C’est un vrai festival de ratés auquel nous fait assister Maxime Zucca : des zones humides recréées sur du sable (qui absorbe l’eau), des friches ferroviaires auparavant très riches en biodiversité et transformées en « nature » jardinée, des mares qui se résument à des fossés, des alignements de saules qui font semblant d’être un boisement alluvial, les exemples consternent. « J’aime bien celui de la création de la gare de Noisy-Champs, dans le cadre de la nouvelle ligne 15 sud. Il y avait initialement deux mares, dont celle sur le tracé qui accueillait notamment des tritons crêtés. Pas d’évitement, et des mesures de réduction qui ont consisté à déplacer les animaux de l’autre côté de la route, dans une autre mare existante. Mais si les tritons n’y étaient jamais allés, c’était bien pour une raison ! ? Et puis les barrières anti-retour, censées garantir que les tritons ne se fassent pas écraser, n’ont jamais été entretenues. » En outre, la compensation par la création d‘une mare et la restauration de 5 mares en forêt de Cély n’a rien apporté de plus : « la mare créée est toujours sans végétation ni tritons, quant aux mares réhabilitées, je n’en vois pas l’intérêt. » Un fiasco, donc, qui alimente le moulin des naturalistes remontés par principe contre l’idée même de compensation.

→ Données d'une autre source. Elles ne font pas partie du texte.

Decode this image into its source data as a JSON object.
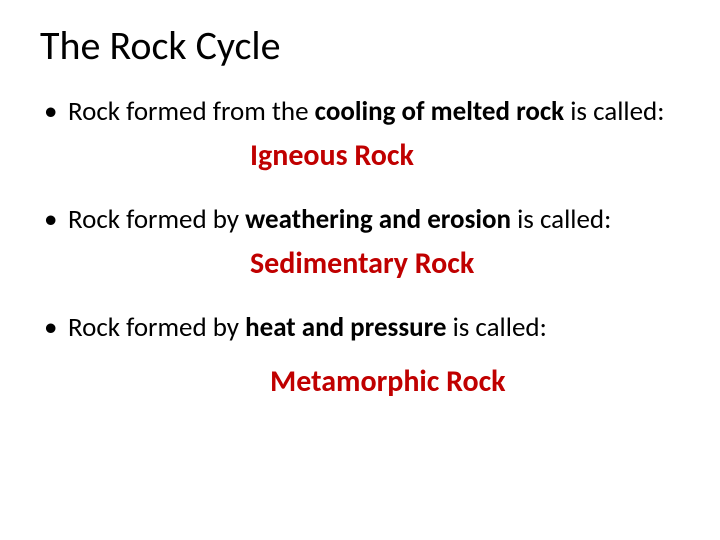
{
  "title": "The Rock Cycle",
  "colors": {
    "text": "#000000",
    "answer": "#c00000",
    "background": "#ffffff"
  },
  "typography": {
    "title_fontsize_pt": 40,
    "body_fontsize_pt": 27,
    "answer_fontsize_pt": 30,
    "font_family": "Calibri"
  },
  "items": [
    {
      "lead": "Rock formed from the ",
      "emph": "cooling of melted rock",
      "tail": " is called:",
      "answer": "Igneous Rock"
    },
    {
      "lead": "Rock formed by ",
      "emph": "weathering and erosion",
      "tail": " is called:",
      "answer": "Sedimentary Rock"
    },
    {
      "lead": "Rock formed by ",
      "emph": "heat and pressure",
      "tail": " is called:",
      "answer": "Metamorphic Rock"
    }
  ]
}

Une application parfois hypocrite

En général selon Maxime Zucca, l’évitement consiste à adapter le périmètre d’un projet d’aménagement. « Ou bien, c’est courant, à demander une autorisation pour une surface plus importante que ce que l’aménageur a prévu, de façon à la réduire après avis et montrer qu’ainsi on a écouté et accepté d’éviter pour limiter les impacts. » La réduction est quant à elle multiple. « Elle se place dans la réalisation du projet lui-même, sur le chantier, en adaptant les clôtures ou l’éclairage nocturne par exemple, en n’abattant pas des arbres en hiver pour garder les chauves-souris, en ne coupant pas la végétation pendant sa floraison. Ou bien on améliore l’habitat potentiel des espèces, en choisissant des essences particulières, en créant des toitures végétalisées, etc. Réduire, c‘est aussi brider les éoliennes quand il n’y a peu de vent, mais beaucoup de chauves-souris, ou créer des dispositifs de franchissement pour que la faune puisse circuler sous ou sur une route. » Parfois, montre Maxime Zucca, l’aménageur se contente de planter une haie derrière une clôture pour « réduire » son impact. Un autre grand classique, indémodable, est celui des promoteurs de champs d’éoliennes qui dimensionnent leur projet pour huit mâts, en affichent dix sur leur demande d’autorisation, sachant que l’autorité environnementale dira non, et en définitive en érigent huit pour dire qu’ils ont écouté, et réduit. Autre technique, on laisse juste la place à une station végétale importante en construisant tout autour. Quant à la compensation, M. Zucca nous montre un « îlot de sénescence » pour les chauves-souris, composé d’arbres qui devraient être vieux, mais sont beaucoup trop jeunes.

Un défaut de compétences

Le désespoir nous guette, n’y a-t-il pas d’horizon lumineux ? « Il y a quand même des jolies choses, je vous l’ai dit, notamment les zones humides créées sur le site du Village nature, à Villeneuve-le-Comte. » Des exceptions qui confirment la règle : la compensation – laquelle selon lui recouvre en réalité dans la moitié des cas des opérations de réduction – la séquence ERC en général, est mal conduite. Et presque jamais (1 % des cas) sur des surfaces artificialisées. « L’additionnalité, je le répète, est faible. » Pourtant, les bureaux d’études sont nombreux à s’occuper de la question. « Mais ils ne sont pas assez formés. Certains manquent de savoir-faire, notamment en restauration écologique. Et les services de l’État accompagnent peu et mal, par manque de moyens. » Deux constats faits également par Constance Berté, auxquels M. Zucca ajoute des instructions de dossiers parfois trop complaisantes, qui ne tiennent pas suffisamment compte des avis du CNPN. « Je pense qu’il faut inscrire aujourd’hui le ZAN dans la loi, au même titre que le zéro perte nette de biodiversité, de façon à ce qu’il découle directement de l’exercice de la séquence ERC ». Ce n’est pas la séquence ERC qui pose problème, mais la façon dont elle est appliquée. « Les choses s’améliorent quand même, il faut être honnête… » Nous voilà un peu rassurés.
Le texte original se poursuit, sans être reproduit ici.